Her voice jolts me back to reality. Back to the reality of the past three years. There are so many things that demand to be said. Where did you go? Do you ever think about me? You’ve ruined me. Are you okay? But of course, I can’t say any of that.

I start to feel my heart pound and a ringing in my ears, and I’m about to lose it. But strangely, just when the panic starts to peak, some survival instinct kicks in, the one that allows me to step onto a stage in front of thousands of strangers. A calm steals over me as I retreat from myself, pushing me into the background and letting that other person take over. “In the flesh,” I respond in kind.
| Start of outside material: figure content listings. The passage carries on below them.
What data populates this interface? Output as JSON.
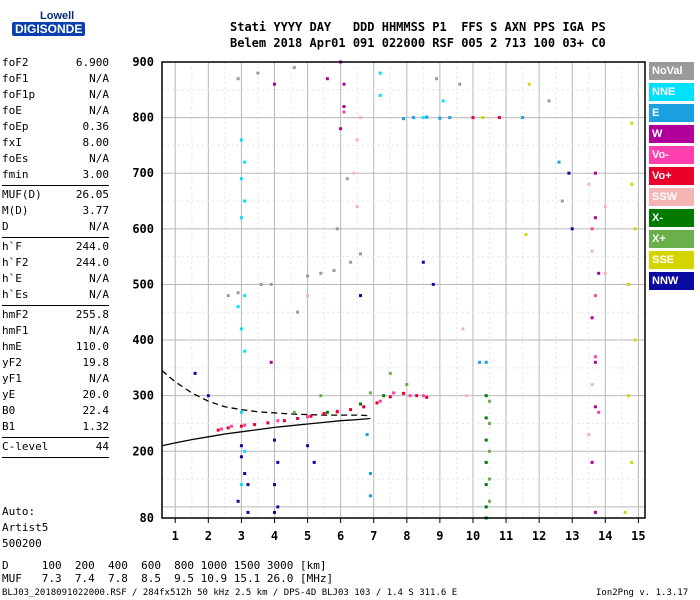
{
  "logo": {
    "top": "Lowell",
    "bottom": "DIGISONDE"
  },
  "header": {
    "line1": "Stati YYYY DAY   DDD HHMMSS P1  FFS S AXN PPS IGA PS",
    "line2": "Belem 2018 Apr01 091 022000 RSF 005 2 713 100 03+ C0"
  },
  "params": [
    {
      "key": "foF2",
      "value": "6.900"
    },
    {
      "key": "foF1",
      "value": "N/A"
    },
    {
      "key": "foF1p",
      "value": "N/A"
    },
    {
      "key": "foE",
      "value": "N/A"
    },
    {
      "key": "foEp",
      "value": "0.36"
    },
    {
      "key": "fxI",
      "value": "8.00"
    },
    {
      "key": "foEs",
      "value": "N/A"
    },
    {
      "key": "fmin",
      "value": "3.00"
    },
    {
      "key": "MUF(D)",
      "value": "26.05"
    },
    {
      "key": "M(D)",
      "value": "3.77"
    },
    {
      "key": "D",
      "value": "N/A"
    },
    {
      "key": "h`F",
      "value": "244.0"
    },
    {
      "key": "h`F2",
      "value": "244.0"
    },
    {
      "key": "h`E",
      "value": "N/A"
    },
    {
      "key": "h`Es",
      "value": "N/A"
    },
    {
      "key": "hmF2",
      "value": "255.8"
    },
    {
      "key": "hmF1",
      "value": "N/A"
    },
    {
      "key": "hmE",
      "value": "110.0"
    },
    {
      "key": "yF2",
      "value": "19.8"
    },
    {
      "key": "yF1",
      "value": "N/A"
    },
    {
      "key": "yE",
      "value": "20.0"
    },
    {
      "key": "B0",
      "value": "22.4"
    },
    {
      "key": "B1",
      "value": "1.32"
    },
    {
      "key": "C-level",
      "value": "44"
    }
  ],
  "auto": {
    "label": "Auto:",
    "artist": "Artist5",
    "version": "500200"
  },
  "footer": {
    "d_row": "D     100  200  400  600  800 1000 1500 3000 [km]",
    "muf_row": "MUF   7.3  7.4  7.8  8.5  9.5 10.9 15.1 26.0 [MHz]",
    "file_row": "BLJ03_2018091022000.RSF / 284fx512h 50 kHz 2.5 km / DPS-4D BLJ03 103 / 1.4 S 311.6 E",
    "version_row": "Ion2Png v. 1.3.17"
  },
  "legend": [
    {
      "label": "NoVal",
      "color": "#9a9a9a"
    },
    {
      "label": "NNE",
      "color": "#00e0ff"
    },
    {
      "label": "E",
      "color": "#1a9fdf"
    },
    {
      "label": "W",
      "color": "#b0009a"
    },
    {
      "label": "Vo-",
      "color": "#ff3fae"
    },
    {
      "label": "Vo+",
      "color": "#e8002a"
    },
    {
      "label": "SSW",
      "color": "#f4b4b4"
    },
    {
      "label": "X-",
      "color": "#007a00"
    },
    {
      "label": "X+",
      "color": "#6ab04a"
    },
    {
      "label": "SSE",
      "color": "#d4d400"
    },
    {
      "label": "NNW",
      "color": "#0a0aa0"
    }
  ],
  "chart_data": {
    "type": "scatter",
    "xlabel": "",
    "ylabel": "",
    "xlim": [
      0.6,
      15.2
    ],
    "ylim": [
      80,
      900
    ],
    "x_ticks": [
      1,
      2,
      3,
      4,
      5,
      6,
      7,
      8,
      9,
      10,
      11,
      12,
      13,
      14,
      15
    ],
    "y_ticks": [
      80,
      200,
      300,
      400,
      500,
      600,
      700,
      800,
      900
    ],
    "grid": true,
    "series": [
      {
        "name": "SSE",
        "values": [
          [
            14.8,
            790
          ],
          [
            14.8,
            680
          ],
          [
            14.9,
            600
          ],
          [
            14.7,
            500
          ],
          [
            14.9,
            400
          ],
          [
            14.7,
            300
          ],
          [
            14.8,
            180
          ],
          [
            14.6,
            90
          ],
          [
            11.7,
            860
          ],
          [
            11.6,
            590
          ],
          [
            10.3,
            800
          ]
        ]
      },
      {
        "name": "NNE",
        "values": [
          [
            3.0,
            760
          ],
          [
            3.1,
            720
          ],
          [
            3.0,
            690
          ],
          [
            3.1,
            650
          ],
          [
            3.0,
            620
          ],
          [
            3.1,
            480
          ],
          [
            2.9,
            460
          ],
          [
            3.0,
            420
          ],
          [
            3.1,
            380
          ],
          [
            3.0,
            270
          ],
          [
            3.1,
            200
          ],
          [
            3.0,
            140
          ],
          [
            7.2,
            880
          ],
          [
            7.2,
            840
          ],
          [
            8.5,
            800
          ],
          [
            9.1,
            830
          ]
        ]
      },
      {
        "name": "E",
        "values": [
          [
            8.2,
            800
          ],
          [
            8.6,
            801
          ],
          [
            9.0,
            799
          ],
          [
            9.3,
            800
          ],
          [
            7.9,
            798
          ],
          [
            6.8,
            230
          ],
          [
            6.9,
            160
          ],
          [
            6.9,
            120
          ],
          [
            11.5,
            800
          ],
          [
            12.6,
            720
          ],
          [
            10.2,
            360
          ],
          [
            10.4,
            360
          ]
        ]
      },
      {
        "name": "W",
        "values": [
          [
            6.0,
            900
          ],
          [
            6.1,
            860
          ],
          [
            6.1,
            820
          ],
          [
            6.0,
            780
          ],
          [
            13.7,
            700
          ],
          [
            13.7,
            620
          ],
          [
            13.8,
            520
          ],
          [
            13.6,
            440
          ],
          [
            13.7,
            360
          ],
          [
            13.7,
            280
          ],
          [
            13.6,
            180
          ],
          [
            13.7,
            90
          ],
          [
            4.0,
            860
          ],
          [
            3.9,
            360
          ],
          [
            5.6,
            870
          ]
        ]
      },
      {
        "name": "Vo-",
        "values": [
          [
            6.1,
            810
          ],
          [
            13.6,
            600
          ],
          [
            13.7,
            480
          ],
          [
            13.7,
            370
          ],
          [
            13.8,
            270
          ],
          [
            2.4,
            240
          ],
          [
            2.7,
            245
          ],
          [
            3.1,
            247
          ],
          [
            4.1,
            255
          ],
          [
            5.0,
            262
          ],
          [
            5.9,
            272
          ],
          [
            6.7,
            280
          ],
          [
            7.2,
            290
          ],
          [
            7.6,
            305
          ],
          [
            8.1,
            300
          ],
          [
            8.5,
            300
          ]
        ]
      },
      {
        "name": "Vo+",
        "values": [
          [
            2.3,
            238
          ],
          [
            2.6,
            242
          ],
          [
            3.0,
            245
          ],
          [
            3.4,
            248
          ],
          [
            3.8,
            251
          ],
          [
            4.3,
            255
          ],
          [
            4.7,
            259
          ],
          [
            5.1,
            263
          ],
          [
            5.5,
            268
          ],
          [
            5.9,
            271
          ],
          [
            6.3,
            275
          ],
          [
            6.7,
            280
          ],
          [
            7.1,
            287
          ],
          [
            7.5,
            298
          ],
          [
            7.9,
            304
          ],
          [
            8.3,
            300
          ],
          [
            8.6,
            297
          ],
          [
            10.0,
            800
          ],
          [
            10.8,
            800
          ]
        ]
      },
      {
        "name": "SSW",
        "values": [
          [
            6.6,
            800
          ],
          [
            6.5,
            760
          ],
          [
            6.4,
            700
          ],
          [
            6.5,
            640
          ],
          [
            13.5,
            680
          ],
          [
            13.6,
            560
          ],
          [
            14.0,
            640
          ],
          [
            14.0,
            520
          ],
          [
            13.6,
            320
          ],
          [
            13.5,
            230
          ],
          [
            9.7,
            420
          ],
          [
            9.8,
            300
          ],
          [
            5.0,
            480
          ]
        ]
      },
      {
        "name": "X-",
        "values": [
          [
            10.4,
            300
          ],
          [
            10.4,
            260
          ],
          [
            10.4,
            220
          ],
          [
            10.4,
            180
          ],
          [
            10.4,
            140
          ],
          [
            10.4,
            100
          ],
          [
            10.4,
            80
          ],
          [
            7.3,
            300
          ],
          [
            6.6,
            285
          ],
          [
            5.6,
            270
          ]
        ]
      },
      {
        "name": "X+",
        "values": [
          [
            10.5,
            290
          ],
          [
            10.5,
            250
          ],
          [
            10.5,
            200
          ],
          [
            10.5,
            150
          ],
          [
            10.5,
            110
          ],
          [
            7.5,
            340
          ],
          [
            8.0,
            320
          ],
          [
            6.9,
            305
          ],
          [
            5.4,
            300
          ],
          [
            4.6,
            270
          ]
        ]
      },
      {
        "name": "NNW",
        "values": [
          [
            3.0,
            210
          ],
          [
            3.0,
            190
          ],
          [
            3.1,
            160
          ],
          [
            3.2,
            140
          ],
          [
            2.9,
            110
          ],
          [
            3.2,
            90
          ],
          [
            4.0,
            220
          ],
          [
            4.1,
            180
          ],
          [
            4.0,
            140
          ],
          [
            4.1,
            100
          ],
          [
            4.0,
            90
          ],
          [
            5.0,
            210
          ],
          [
            5.2,
            180
          ],
          [
            2.0,
            300
          ],
          [
            1.6,
            340
          ],
          [
            8.5,
            540
          ],
          [
            8.8,
            500
          ],
          [
            12.9,
            700
          ],
          [
            13.0,
            600
          ],
          [
            6.6,
            480
          ]
        ]
      },
      {
        "name": "NoVal",
        "values": [
          [
            2.6,
            480
          ],
          [
            2.9,
            485
          ],
          [
            3.6,
            500
          ],
          [
            3.9,
            500
          ],
          [
            5.0,
            515
          ],
          [
            5.4,
            520
          ],
          [
            5.8,
            525
          ],
          [
            6.3,
            540
          ],
          [
            6.6,
            555
          ],
          [
            2.9,
            870
          ],
          [
            3.5,
            880
          ],
          [
            4.6,
            890
          ],
          [
            8.9,
            870
          ],
          [
            9.6,
            860
          ],
          [
            12.3,
            830
          ],
          [
            12.7,
            650
          ],
          [
            6.2,
            690
          ],
          [
            5.9,
            600
          ],
          [
            4.7,
            450
          ]
        ]
      }
    ],
    "curves": [
      {
        "style": "dashed",
        "values": [
          [
            0.6,
            345
          ],
          [
            1.0,
            325
          ],
          [
            1.5,
            305
          ],
          [
            2.0,
            290
          ],
          [
            2.5,
            280
          ],
          [
            3.0,
            275
          ],
          [
            3.5,
            271
          ],
          [
            4.0,
            269
          ],
          [
            4.5,
            267
          ],
          [
            5.0,
            266
          ],
          [
            5.5,
            265
          ],
          [
            6.0,
            265
          ],
          [
            6.5,
            265
          ],
          [
            6.9,
            264
          ]
        ]
      },
      {
        "style": "solid",
        "values": [
          [
            0.6,
            210
          ],
          [
            1.0,
            215
          ],
          [
            1.5,
            221
          ],
          [
            2.0,
            226
          ],
          [
            2.5,
            231
          ],
          [
            3.0,
            235
          ],
          [
            3.5,
            239
          ],
          [
            4.0,
            243
          ],
          [
            4.5,
            246
          ],
          [
            5.0,
            249
          ],
          [
            5.5,
            252
          ],
          [
            6.0,
            255
          ],
          [
            6.5,
            257
          ],
          [
            6.9,
            259
          ]
        ]
      }
    ]
  }
}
Like it’s the most normal thing in the world for me to be at her concert and for her to have beckoned me into her sanctum. “Good concert,” I add because it seems like the thing to say. It also happens to be true.
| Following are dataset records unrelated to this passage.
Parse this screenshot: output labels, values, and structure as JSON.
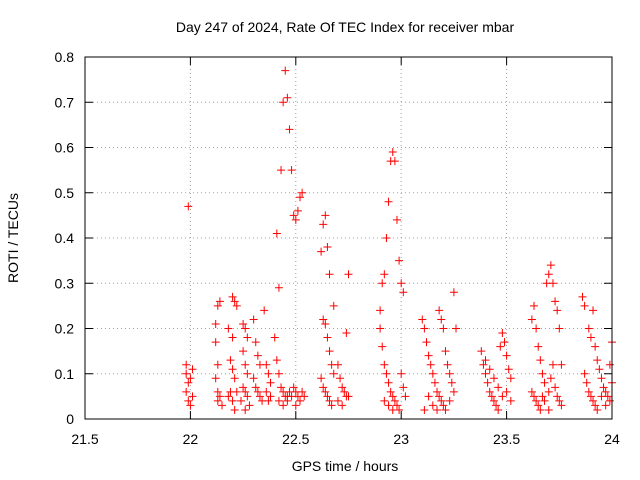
{
  "chart_data": {
    "type": "scatter",
    "title": "Day 247 of 2024, Rate Of TEC Index for receiver mbar",
    "xlabel": "GPS time / hours",
    "ylabel": "ROTI / TECUs",
    "xlim": [
      21.5,
      24
    ],
    "ylim": [
      0,
      0.8
    ],
    "x_ticks": [
      "21.5",
      "22",
      "22.5",
      "23",
      "23.5",
      "24"
    ],
    "y_ticks": [
      "0",
      "0.1",
      "0.2",
      "0.3",
      "0.4",
      "0.5",
      "0.6",
      "0.7",
      "0.8"
    ],
    "grid": true,
    "legend": "none",
    "marker": "+",
    "color": "#ff0000",
    "series": [
      {
        "points": [
          [
            21.99,
            0.47
          ],
          [
            21.98,
            0.12
          ],
          [
            21.98,
            0.1
          ],
          [
            21.99,
            0.08
          ],
          [
            21.98,
            0.06
          ],
          [
            21.99,
            0.04
          ],
          [
            22.0,
            0.03
          ],
          [
            22.01,
            0.11
          ],
          [
            22.0,
            0.09
          ],
          [
            22.01,
            0.05
          ],
          [
            22.12,
            0.21
          ],
          [
            22.13,
            0.25
          ],
          [
            22.14,
            0.26
          ],
          [
            22.12,
            0.17
          ],
          [
            22.13,
            0.12
          ],
          [
            22.12,
            0.09
          ],
          [
            22.13,
            0.06
          ],
          [
            22.14,
            0.05
          ],
          [
            22.13,
            0.04
          ],
          [
            22.15,
            0.03
          ],
          [
            22.2,
            0.27
          ],
          [
            22.21,
            0.26
          ],
          [
            22.22,
            0.25
          ],
          [
            22.18,
            0.2
          ],
          [
            22.2,
            0.18
          ],
          [
            22.19,
            0.13
          ],
          [
            22.2,
            0.11
          ],
          [
            22.21,
            0.09
          ],
          [
            22.19,
            0.06
          ],
          [
            22.2,
            0.04
          ],
          [
            22.21,
            0.02
          ],
          [
            22.18,
            0.05
          ],
          [
            22.22,
            0.06
          ],
          [
            22.25,
            0.21
          ],
          [
            22.26,
            0.2
          ],
          [
            22.27,
            0.18
          ],
          [
            22.25,
            0.15
          ],
          [
            22.26,
            0.12
          ],
          [
            22.27,
            0.1
          ],
          [
            22.25,
            0.07
          ],
          [
            22.26,
            0.06
          ],
          [
            22.27,
            0.05
          ],
          [
            22.24,
            0.04
          ],
          [
            22.28,
            0.03
          ],
          [
            22.26,
            0.02
          ],
          [
            22.3,
            0.22
          ],
          [
            22.31,
            0.17
          ],
          [
            22.32,
            0.14
          ],
          [
            22.33,
            0.12
          ],
          [
            22.3,
            0.09
          ],
          [
            22.31,
            0.07
          ],
          [
            22.32,
            0.06
          ],
          [
            22.33,
            0.05
          ],
          [
            22.34,
            0.04
          ],
          [
            22.35,
            0.24
          ],
          [
            22.36,
            0.12
          ],
          [
            22.37,
            0.1
          ],
          [
            22.38,
            0.08
          ],
          [
            22.36,
            0.06
          ],
          [
            22.38,
            0.05
          ],
          [
            22.37,
            0.04
          ],
          [
            22.41,
            0.41
          ],
          [
            22.42,
            0.29
          ],
          [
            22.43,
            0.55
          ],
          [
            22.44,
            0.7
          ],
          [
            22.45,
            0.77
          ],
          [
            22.46,
            0.71
          ],
          [
            22.47,
            0.64
          ],
          [
            22.48,
            0.55
          ],
          [
            22.49,
            0.45
          ],
          [
            22.5,
            0.44
          ],
          [
            22.51,
            0.46
          ],
          [
            22.52,
            0.49
          ],
          [
            22.53,
            0.5
          ],
          [
            22.4,
            0.18
          ],
          [
            22.41,
            0.13
          ],
          [
            22.42,
            0.1
          ],
          [
            22.43,
            0.07
          ],
          [
            22.44,
            0.06
          ],
          [
            22.45,
            0.05
          ],
          [
            22.46,
            0.04
          ],
          [
            22.47,
            0.06
          ],
          [
            22.48,
            0.05
          ],
          [
            22.49,
            0.07
          ],
          [
            22.5,
            0.06
          ],
          [
            22.51,
            0.05
          ],
          [
            22.52,
            0.04
          ],
          [
            22.53,
            0.06
          ],
          [
            22.54,
            0.05
          ],
          [
            22.42,
            0.04
          ],
          [
            22.44,
            0.03
          ],
          [
            22.46,
            0.05
          ],
          [
            22.5,
            0.03
          ],
          [
            22.62,
            0.37
          ],
          [
            22.63,
            0.43
          ],
          [
            22.64,
            0.45
          ],
          [
            22.65,
            0.38
          ],
          [
            22.66,
            0.32
          ],
          [
            22.68,
            0.25
          ],
          [
            22.63,
            0.22
          ],
          [
            22.64,
            0.21
          ],
          [
            22.65,
            0.18
          ],
          [
            22.66,
            0.15
          ],
          [
            22.67,
            0.12
          ],
          [
            22.68,
            0.1
          ],
          [
            22.62,
            0.09
          ],
          [
            22.63,
            0.07
          ],
          [
            22.64,
            0.06
          ],
          [
            22.65,
            0.05
          ],
          [
            22.66,
            0.04
          ],
          [
            22.67,
            0.03
          ],
          [
            22.7,
            0.12
          ],
          [
            22.71,
            0.09
          ],
          [
            22.72,
            0.07
          ],
          [
            22.73,
            0.06
          ],
          [
            22.74,
            0.05
          ],
          [
            22.75,
            0.32
          ],
          [
            22.74,
            0.19
          ],
          [
            22.7,
            0.04
          ],
          [
            22.72,
            0.03
          ],
          [
            22.75,
            0.05
          ],
          [
            22.9,
            0.24
          ],
          [
            22.91,
            0.3
          ],
          [
            22.92,
            0.32
          ],
          [
            22.93,
            0.4
          ],
          [
            22.94,
            0.48
          ],
          [
            22.95,
            0.57
          ],
          [
            22.96,
            0.59
          ],
          [
            22.97,
            0.57
          ],
          [
            22.98,
            0.44
          ],
          [
            22.99,
            0.35
          ],
          [
            23.0,
            0.3
          ],
          [
            23.01,
            0.28
          ],
          [
            22.9,
            0.2
          ],
          [
            22.91,
            0.16
          ],
          [
            22.92,
            0.12
          ],
          [
            22.93,
            0.1
          ],
          [
            22.94,
            0.08
          ],
          [
            22.95,
            0.06
          ],
          [
            22.96,
            0.05
          ],
          [
            22.97,
            0.04
          ],
          [
            22.98,
            0.03
          ],
          [
            22.99,
            0.02
          ],
          [
            23.0,
            0.1
          ],
          [
            23.01,
            0.07
          ],
          [
            23.02,
            0.05
          ],
          [
            22.92,
            0.04
          ],
          [
            22.94,
            0.03
          ],
          [
            22.96,
            0.02
          ],
          [
            23.1,
            0.22
          ],
          [
            23.11,
            0.2
          ],
          [
            23.12,
            0.17
          ],
          [
            23.13,
            0.14
          ],
          [
            23.14,
            0.12
          ],
          [
            23.15,
            0.1
          ],
          [
            23.16,
            0.08
          ],
          [
            23.17,
            0.06
          ],
          [
            23.18,
            0.05
          ],
          [
            23.19,
            0.04
          ],
          [
            23.2,
            0.03
          ],
          [
            23.11,
            0.02
          ],
          [
            23.13,
            0.05
          ],
          [
            23.15,
            0.03
          ],
          [
            23.17,
            0.02
          ],
          [
            23.18,
            0.24
          ],
          [
            23.19,
            0.22
          ],
          [
            23.2,
            0.2
          ],
          [
            23.21,
            0.15
          ],
          [
            23.22,
            0.12
          ],
          [
            23.23,
            0.1
          ],
          [
            23.24,
            0.08
          ],
          [
            23.25,
            0.28
          ],
          [
            23.26,
            0.2
          ],
          [
            23.25,
            0.06
          ],
          [
            23.23,
            0.04
          ],
          [
            23.21,
            0.02
          ],
          [
            23.38,
            0.15
          ],
          [
            23.39,
            0.12
          ],
          [
            23.4,
            0.1
          ],
          [
            23.41,
            0.08
          ],
          [
            23.42,
            0.06
          ],
          [
            23.43,
            0.05
          ],
          [
            23.44,
            0.04
          ],
          [
            23.45,
            0.03
          ],
          [
            23.46,
            0.02
          ],
          [
            23.47,
            0.16
          ],
          [
            23.48,
            0.19
          ],
          [
            23.49,
            0.17
          ],
          [
            23.5,
            0.14
          ],
          [
            23.51,
            0.11
          ],
          [
            23.52,
            0.09
          ],
          [
            23.5,
            0.06
          ],
          [
            23.48,
            0.05
          ],
          [
            23.46,
            0.07
          ],
          [
            23.44,
            0.09
          ],
          [
            23.42,
            0.11
          ],
          [
            23.4,
            0.13
          ],
          [
            23.52,
            0.04
          ],
          [
            23.62,
            0.22
          ],
          [
            23.63,
            0.25
          ],
          [
            23.64,
            0.2
          ],
          [
            23.65,
            0.16
          ],
          [
            23.66,
            0.13
          ],
          [
            23.67,
            0.1
          ],
          [
            23.68,
            0.08
          ],
          [
            23.69,
            0.3
          ],
          [
            23.7,
            0.32
          ],
          [
            23.71,
            0.34
          ],
          [
            23.72,
            0.3
          ],
          [
            23.73,
            0.26
          ],
          [
            23.74,
            0.24
          ],
          [
            23.75,
            0.2
          ],
          [
            23.76,
            0.12
          ],
          [
            23.62,
            0.06
          ],
          [
            23.63,
            0.05
          ],
          [
            23.64,
            0.04
          ],
          [
            23.65,
            0.03
          ],
          [
            23.66,
            0.02
          ],
          [
            23.67,
            0.05
          ],
          [
            23.68,
            0.04
          ],
          [
            23.7,
            0.06
          ],
          [
            23.71,
            0.09
          ],
          [
            23.72,
            0.12
          ],
          [
            23.73,
            0.07
          ],
          [
            23.74,
            0.05
          ],
          [
            23.75,
            0.04
          ],
          [
            23.76,
            0.03
          ],
          [
            23.7,
            0.02
          ],
          [
            23.86,
            0.27
          ],
          [
            23.87,
            0.25
          ],
          [
            23.89,
            0.2
          ],
          [
            23.9,
            0.18
          ],
          [
            23.91,
            0.24
          ],
          [
            23.92,
            0.16
          ],
          [
            23.93,
            0.13
          ],
          [
            23.94,
            0.11
          ],
          [
            23.95,
            0.09
          ],
          [
            23.96,
            0.07
          ],
          [
            23.97,
            0.06
          ],
          [
            23.98,
            0.05
          ],
          [
            23.99,
            0.04
          ],
          [
            24.0,
            0.17
          ],
          [
            23.87,
            0.1
          ],
          [
            23.88,
            0.08
          ],
          [
            23.89,
            0.06
          ],
          [
            23.9,
            0.05
          ],
          [
            23.91,
            0.04
          ],
          [
            23.92,
            0.03
          ],
          [
            23.93,
            0.02
          ],
          [
            23.95,
            0.05
          ],
          [
            23.97,
            0.03
          ],
          [
            23.99,
            0.12
          ],
          [
            24.0,
            0.08
          ]
        ]
      }
    ]
  }
}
“Thank you,” she says. Then she cringes. “I just, I can’t believe you’re here.”

I think of the three-year restraining order she basically took out on me, which I violated tonight. But you called me down, I want to say. “Yeah. I guess they’ll let any old riffraff in Carnegie Hall,” I joke. In my nervousness, though, the quip comes out surly.
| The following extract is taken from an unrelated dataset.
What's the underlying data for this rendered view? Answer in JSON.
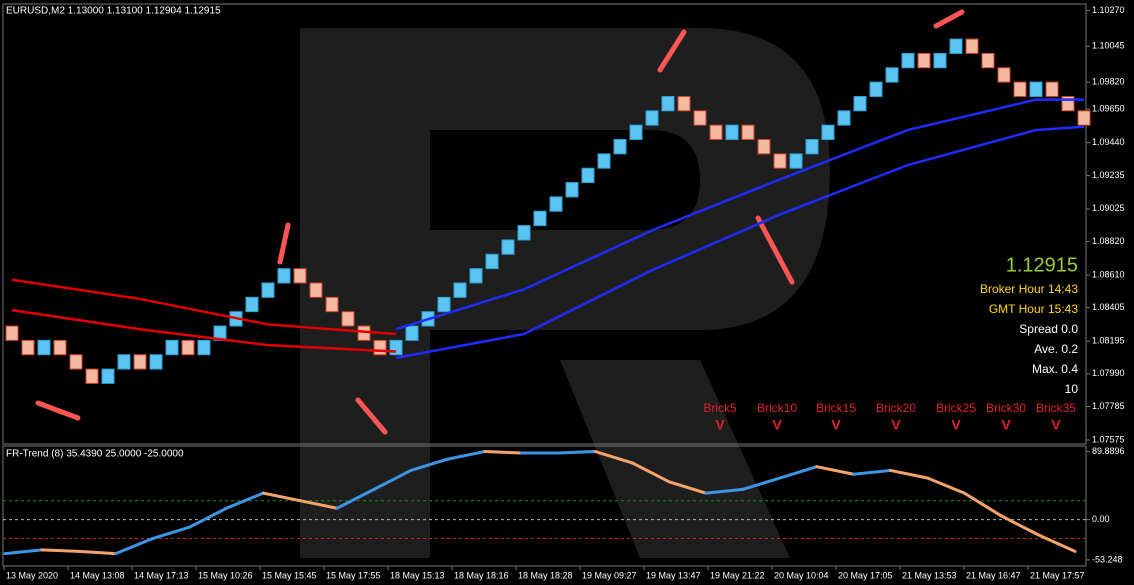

She smooths her hands on the fabric of her skirt. She’s already changed out of her formal black gown into a long, flowy skirt and a sleeveless shirt. She shakes her head, tilts her face toward mine, all conspiratorial. “Not really. No punks allowed. Didn’t you see the warning on the marquee? I’m surprised you didn’t get arrested just for setting foot in the lobby.”

I know she’s trying to return my bad joke with one of her own and part of me is thankful for that, and thankful to see a glimmer of her old sense of humor. But another part, the churlish part, wants to remind her of all of the chamber music concerts, string quartets, and recitals I once sat through. Because of her. With her.